Sängerin Sarah Engels hat es geschafft: Die 33-Jährige wird Deutschland beim Eurovision Song Contest vertreten. In der ARD-Show „Eurovision Song Contest – Das Deutsche Finale“ setzte sich die Kölnerin in Berlin gegen acht Mitbewerber durch und sicherte sich mit ihrem Song „Fire“ das Ticket nach Wien. Zunächst wählte eine internationale Jury aus neun Acts die drei Favoriten, anschließend entschied das TV-Publikum – und stellte sich klar hinter Engels. Ihr Titel „Fire“ ist eine kraftvolle Popnummer, die Frauen ermutigen soll, ihren eigenen Weg zu gehen und an ihre Träume zu glauben.

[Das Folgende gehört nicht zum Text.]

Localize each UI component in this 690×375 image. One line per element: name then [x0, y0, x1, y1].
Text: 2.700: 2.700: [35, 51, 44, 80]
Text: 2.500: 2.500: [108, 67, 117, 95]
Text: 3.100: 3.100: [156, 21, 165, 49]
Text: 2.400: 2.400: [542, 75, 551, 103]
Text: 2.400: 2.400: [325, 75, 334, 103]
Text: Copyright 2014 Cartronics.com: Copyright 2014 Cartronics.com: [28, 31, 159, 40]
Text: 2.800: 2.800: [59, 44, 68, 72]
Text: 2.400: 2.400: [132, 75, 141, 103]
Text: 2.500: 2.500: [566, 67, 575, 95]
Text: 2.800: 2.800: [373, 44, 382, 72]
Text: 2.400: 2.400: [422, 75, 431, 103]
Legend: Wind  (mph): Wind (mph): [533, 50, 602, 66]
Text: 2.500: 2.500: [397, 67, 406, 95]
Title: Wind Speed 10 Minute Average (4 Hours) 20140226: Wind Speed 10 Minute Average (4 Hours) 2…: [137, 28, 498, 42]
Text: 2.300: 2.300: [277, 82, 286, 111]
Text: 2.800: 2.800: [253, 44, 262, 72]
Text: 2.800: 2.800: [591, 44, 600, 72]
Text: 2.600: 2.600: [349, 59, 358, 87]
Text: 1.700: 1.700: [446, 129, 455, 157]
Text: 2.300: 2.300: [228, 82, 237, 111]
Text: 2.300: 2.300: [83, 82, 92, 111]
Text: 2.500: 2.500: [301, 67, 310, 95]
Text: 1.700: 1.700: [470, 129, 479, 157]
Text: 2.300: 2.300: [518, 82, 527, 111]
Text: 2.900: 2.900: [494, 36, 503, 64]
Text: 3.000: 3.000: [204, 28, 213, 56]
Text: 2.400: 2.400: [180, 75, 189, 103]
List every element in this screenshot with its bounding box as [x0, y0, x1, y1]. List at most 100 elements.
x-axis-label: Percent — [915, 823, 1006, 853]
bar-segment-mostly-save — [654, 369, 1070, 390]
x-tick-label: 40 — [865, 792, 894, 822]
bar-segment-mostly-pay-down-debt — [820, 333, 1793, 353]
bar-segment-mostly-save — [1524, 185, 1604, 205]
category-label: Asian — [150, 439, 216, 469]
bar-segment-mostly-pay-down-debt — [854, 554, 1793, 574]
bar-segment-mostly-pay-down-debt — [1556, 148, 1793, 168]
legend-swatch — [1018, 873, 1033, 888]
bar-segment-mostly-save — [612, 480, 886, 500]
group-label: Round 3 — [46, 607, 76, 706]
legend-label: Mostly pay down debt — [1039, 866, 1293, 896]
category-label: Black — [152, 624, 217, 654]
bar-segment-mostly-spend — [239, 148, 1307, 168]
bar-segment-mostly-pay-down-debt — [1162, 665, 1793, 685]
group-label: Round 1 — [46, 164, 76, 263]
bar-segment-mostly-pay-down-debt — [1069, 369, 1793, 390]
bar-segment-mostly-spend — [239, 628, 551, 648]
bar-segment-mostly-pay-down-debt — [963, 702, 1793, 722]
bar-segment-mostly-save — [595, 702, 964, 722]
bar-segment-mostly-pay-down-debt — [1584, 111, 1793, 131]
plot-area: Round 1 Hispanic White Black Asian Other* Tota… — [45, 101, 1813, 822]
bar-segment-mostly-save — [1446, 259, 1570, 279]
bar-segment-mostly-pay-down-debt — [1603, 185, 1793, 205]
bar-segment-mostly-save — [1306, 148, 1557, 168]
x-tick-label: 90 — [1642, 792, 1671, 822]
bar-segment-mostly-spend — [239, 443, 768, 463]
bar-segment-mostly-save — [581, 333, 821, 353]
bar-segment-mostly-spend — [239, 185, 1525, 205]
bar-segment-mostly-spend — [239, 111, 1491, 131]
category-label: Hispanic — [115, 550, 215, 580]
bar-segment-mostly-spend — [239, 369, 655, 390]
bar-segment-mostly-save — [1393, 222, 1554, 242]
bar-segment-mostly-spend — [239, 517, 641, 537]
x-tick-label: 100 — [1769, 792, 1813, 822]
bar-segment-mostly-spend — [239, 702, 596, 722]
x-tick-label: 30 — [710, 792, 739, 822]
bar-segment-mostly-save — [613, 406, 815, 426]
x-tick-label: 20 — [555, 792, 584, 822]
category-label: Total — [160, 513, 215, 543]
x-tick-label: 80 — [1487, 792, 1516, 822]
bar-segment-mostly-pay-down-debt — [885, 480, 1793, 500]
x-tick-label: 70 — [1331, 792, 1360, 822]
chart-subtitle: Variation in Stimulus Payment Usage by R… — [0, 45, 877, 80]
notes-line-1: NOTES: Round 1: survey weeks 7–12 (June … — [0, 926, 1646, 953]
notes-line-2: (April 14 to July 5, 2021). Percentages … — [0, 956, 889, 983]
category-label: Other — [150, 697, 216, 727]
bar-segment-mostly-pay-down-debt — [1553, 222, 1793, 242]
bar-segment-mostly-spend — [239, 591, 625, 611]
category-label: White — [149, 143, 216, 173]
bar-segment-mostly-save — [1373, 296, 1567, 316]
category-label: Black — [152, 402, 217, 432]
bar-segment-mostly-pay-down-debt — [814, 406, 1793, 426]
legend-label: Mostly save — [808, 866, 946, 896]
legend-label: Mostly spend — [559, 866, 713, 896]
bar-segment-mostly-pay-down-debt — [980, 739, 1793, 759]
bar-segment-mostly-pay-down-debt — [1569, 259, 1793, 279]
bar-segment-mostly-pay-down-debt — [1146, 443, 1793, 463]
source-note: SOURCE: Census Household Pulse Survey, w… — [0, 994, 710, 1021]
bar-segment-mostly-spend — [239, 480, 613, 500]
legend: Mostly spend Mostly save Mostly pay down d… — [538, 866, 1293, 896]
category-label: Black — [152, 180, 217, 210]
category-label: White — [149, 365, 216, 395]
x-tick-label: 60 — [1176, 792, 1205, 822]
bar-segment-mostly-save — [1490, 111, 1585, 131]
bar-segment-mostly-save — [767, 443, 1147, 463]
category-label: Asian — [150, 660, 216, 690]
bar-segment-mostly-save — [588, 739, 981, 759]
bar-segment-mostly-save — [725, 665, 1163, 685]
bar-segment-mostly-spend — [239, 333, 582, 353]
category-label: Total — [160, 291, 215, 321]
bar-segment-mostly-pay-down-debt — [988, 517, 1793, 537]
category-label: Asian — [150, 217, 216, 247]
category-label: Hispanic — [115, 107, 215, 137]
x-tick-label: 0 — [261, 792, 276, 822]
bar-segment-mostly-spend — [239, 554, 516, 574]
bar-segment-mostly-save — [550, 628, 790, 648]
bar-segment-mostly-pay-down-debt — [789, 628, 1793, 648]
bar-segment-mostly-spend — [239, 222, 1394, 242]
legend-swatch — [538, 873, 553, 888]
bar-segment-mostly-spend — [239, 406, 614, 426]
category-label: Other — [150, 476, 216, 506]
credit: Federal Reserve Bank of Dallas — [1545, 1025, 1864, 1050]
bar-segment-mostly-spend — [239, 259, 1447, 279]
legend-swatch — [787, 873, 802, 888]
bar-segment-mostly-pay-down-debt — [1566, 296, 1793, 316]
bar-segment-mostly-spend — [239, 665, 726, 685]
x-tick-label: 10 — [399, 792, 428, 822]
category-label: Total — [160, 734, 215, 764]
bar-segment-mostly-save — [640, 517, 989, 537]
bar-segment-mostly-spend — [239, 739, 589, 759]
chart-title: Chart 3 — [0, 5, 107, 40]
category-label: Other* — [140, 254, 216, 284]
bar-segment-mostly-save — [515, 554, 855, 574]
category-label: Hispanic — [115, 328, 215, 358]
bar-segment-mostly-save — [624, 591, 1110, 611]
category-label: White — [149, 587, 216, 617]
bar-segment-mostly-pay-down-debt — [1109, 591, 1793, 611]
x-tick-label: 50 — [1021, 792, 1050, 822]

Sarah Engels jubelt über „größte Chance“ ihrer Karriere

Direkt nach dem Sieg wirkte Pop-Sängerin Sarah Engels überwältigt. „Das Gefühl ist so verrückt! Ich kann es noch gar nicht glauben, dass ich Deutschland beim ESC vertreten darf. Das ist alles noch so unwirklich. Ich freue mich einfach so sehr und bin megahappy“, sagte sie im Gespräch mit Bild. Den Show-Abend beschreibt sie als „Achterbahn der Gefühle“ mit Tränen, Lachen und großer Anspannung. Besonders wichtig war ihr, dass der Funke ihres Auftritts auf das Publikum überging – für sie ist der ESC nun „die größte Chance meiner ganzen Karriere“.

Jury-Favoriten, Fanliebling wavyyboi und ESC-Historie

Beim deutschen Vorentscheid traten insgesamt neun Acts an, darunter der nicht-binäre Künstler wavyyboi mit „Black glitter“ und Sängerin Molly Sue mit „Optimist (Ha Ha Ha)“. Eine internationale Jury aus 20 Ländern filterte zunächst die drei stärksten Beiträge heraus, bevor das Publikum Sarah Engels zur Siegerin wählte. In den vergangenen Jahren tat sich Deutschland beim ESC schwer: Häufig landeten die Beiträge auf den hinteren Plätzen. Positiv ragte Michael Schulte 2018 mit Rang vier heraus, während Isaak 2024 Platz zwölf und das Duo Abor & Tynna 2025 Platz 15 erreichten. Umso größer ist nun die Hoffnung, mit einem klassischen, eingängigen Pop-Song wieder weiter vorne mitzuspielen.

Familienrückhalt und Karriereweg der 33-Jährigen

Für die zweifache Mutter spielt die Unterstützung ihrer Liebsten eine zentrale Rolle. Ihre Kinder fieberten vor dem Fernseher mit und gaben ihr einen Glücksbringer mit, der „offenbar geholfen hat“, so Engels. Zum Finale in Wien will sie die ganze Familie mitnehmen. Ihren Durchbruch schaffte die Künstlerin 2011 als Zweitplatzierte der Castingshow „Deutschland sucht den Superstar“. Seitdem veröffentlichte sie mehrere Alben, trat in Formaten wie „Let’s Dance“, „The Masked Singer“, „Das große Promibacken“ und „Dancing on Ice“ auf und steht inzwischen auch als Musical-Darstellerin in „Moulin Rouge!“ auf der Bühne. Von 2013 bis 2019 war sie mit Sänger Pietro Lombardi verheiratet, mit dem sie einen Sohn hat.

ESC in Wien, politische Debatten und ein starkes Outfit

Der 70. Eurovision Song Contest findet am 16. Mai in Wien statt, nachdem der österreichische Countertenor JJ im Vorjahr mit „Wasted Love“ gewann. Deutschland ist als einer der größten Geldgeber direkt für das Finale gesetzt, ebenso wie Frankreich, Großbritannien, Italien und Gastgeber Österreich. In diesem Jahr nehmen 35 Länder teil, mehrere Staaten boykottieren die Veranstaltung wegen der Teilnahme Israels und der Kritik am Vorgehen im Gazastreifen. Auf der Bühne setzte Engels neben Pyroeffekten und akrobatischen Tanzeinlagen auf ein weinrotes, körperbetontes Outfit. „Wir Frauen sollen sexy und laut sein dürfen und so, wie wir sind“, erklärte sie gegenüber Bild und betonte, sie liebe ihre Kurven – diese Selbstakzeptanz wünsche sie jeder Frau.